Na afloop weet jij nog steeds niet wie Nijntje is- en erger, je zult er ook nooit achterkomen, want inConsistente Dick blijft maar goochelen met de vormen en de namen.
Als je van je dochter de opdracht had gekregen om een tekening van 'het enige echte' Nijntje mee te nemen, dan zou je aan haar opdracht niet kunnen voldoen.
Het verschil tussen consistentie en coherentie is belangrijk: samenhang is een ruim begrip en vindingrijke mensen kunnen altijd wel een overeenkomst vinden tussen elementen.

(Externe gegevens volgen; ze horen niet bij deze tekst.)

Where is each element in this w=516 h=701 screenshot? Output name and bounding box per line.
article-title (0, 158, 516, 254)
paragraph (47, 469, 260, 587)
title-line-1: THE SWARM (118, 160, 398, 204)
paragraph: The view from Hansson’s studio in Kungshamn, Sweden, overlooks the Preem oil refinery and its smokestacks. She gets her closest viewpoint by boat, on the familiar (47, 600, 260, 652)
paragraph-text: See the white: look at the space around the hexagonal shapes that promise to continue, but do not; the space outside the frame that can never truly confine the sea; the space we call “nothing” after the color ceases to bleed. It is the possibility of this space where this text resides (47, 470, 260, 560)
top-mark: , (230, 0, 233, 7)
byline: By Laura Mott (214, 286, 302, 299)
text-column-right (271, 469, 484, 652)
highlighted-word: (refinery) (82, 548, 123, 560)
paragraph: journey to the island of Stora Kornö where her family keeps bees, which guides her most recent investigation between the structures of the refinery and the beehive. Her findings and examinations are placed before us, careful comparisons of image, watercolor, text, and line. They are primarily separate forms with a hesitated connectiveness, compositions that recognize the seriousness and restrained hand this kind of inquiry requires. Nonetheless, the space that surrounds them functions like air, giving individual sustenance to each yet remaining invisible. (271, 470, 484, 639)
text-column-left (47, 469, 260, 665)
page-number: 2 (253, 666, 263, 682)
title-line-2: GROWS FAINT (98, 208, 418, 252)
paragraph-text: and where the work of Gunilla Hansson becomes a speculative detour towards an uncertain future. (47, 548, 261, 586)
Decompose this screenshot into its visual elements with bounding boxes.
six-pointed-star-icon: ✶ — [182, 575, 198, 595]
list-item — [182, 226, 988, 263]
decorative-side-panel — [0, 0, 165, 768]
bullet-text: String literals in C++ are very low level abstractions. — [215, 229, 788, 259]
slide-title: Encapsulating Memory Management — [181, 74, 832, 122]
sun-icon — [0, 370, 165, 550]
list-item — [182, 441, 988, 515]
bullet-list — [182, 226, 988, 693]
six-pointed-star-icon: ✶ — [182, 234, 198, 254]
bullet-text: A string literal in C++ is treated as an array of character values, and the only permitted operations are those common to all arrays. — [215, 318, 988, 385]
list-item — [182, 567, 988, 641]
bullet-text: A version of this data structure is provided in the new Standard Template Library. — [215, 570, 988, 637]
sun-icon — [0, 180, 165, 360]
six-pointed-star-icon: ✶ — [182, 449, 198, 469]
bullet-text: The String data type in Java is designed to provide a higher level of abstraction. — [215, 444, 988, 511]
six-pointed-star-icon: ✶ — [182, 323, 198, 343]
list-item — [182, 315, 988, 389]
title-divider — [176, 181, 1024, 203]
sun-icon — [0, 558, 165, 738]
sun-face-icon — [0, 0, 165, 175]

Consistentie is een 'maat' die je nodig hebt om de willekeur en veranderlijkheid van de werkelijkheid te bestrijden.
Wat is nu het verband tussen coherentie en consistentie? Wel, als je in staat bent om een aantal ogenschijnlijk willekeurige elementen in één verzameling te stoppen, dan kan het niet anders of de elementen hebben toch een aantal consistente eigenschappen (zoals, in ons voorbeeld: alle vormen zijn getekend door Bruna; alle vormen zijn 2-dimensionaal; al deze vormen heten Nijntje).
Zonder consistentie, zo leert deze lichtvoetige studie ons, geen samenhang.
Door nu één categorie te introduceren, zoals 'alles bestaat uit atomen', 'alles is water', 'alles is het onbepaalde' of 'alles is geest', maak je heel de werkelijkheid vwb één 'hoedanigheid' consistent.
Om echter een dergelijke alles-overkoepelende categorie te kunnen invoeren, zul je wel de gehele werkelijkheid moeten kennen. Het is de vraag of dat mogelijk is.
Neem het volgende mogelijke 'object', het 'absoluut onkenbare':
1. als je het absoluut onkenbare kunt vinden, dan heb je het niet gevonden;
2. als je het absoluut onkenbare niet kunt vinden, dan heb je het gevonden [1].
Waaruit volgt dat een consistente lezing van de gehele werkelijkheid niet mogelijk is.
-------
[1] Uiteraard bedoel ik hier: 'als je het absoluut onkenbare principieel niet kunt vinden, dan heb je het gevonden' (maar verdraaid, dat kun je toch zelf ook wel bedenken: ik verwacht dat mijn lezers buitengewoon goed kunnen lezen en niet lijden aan het bezit van karige en miezerige harses).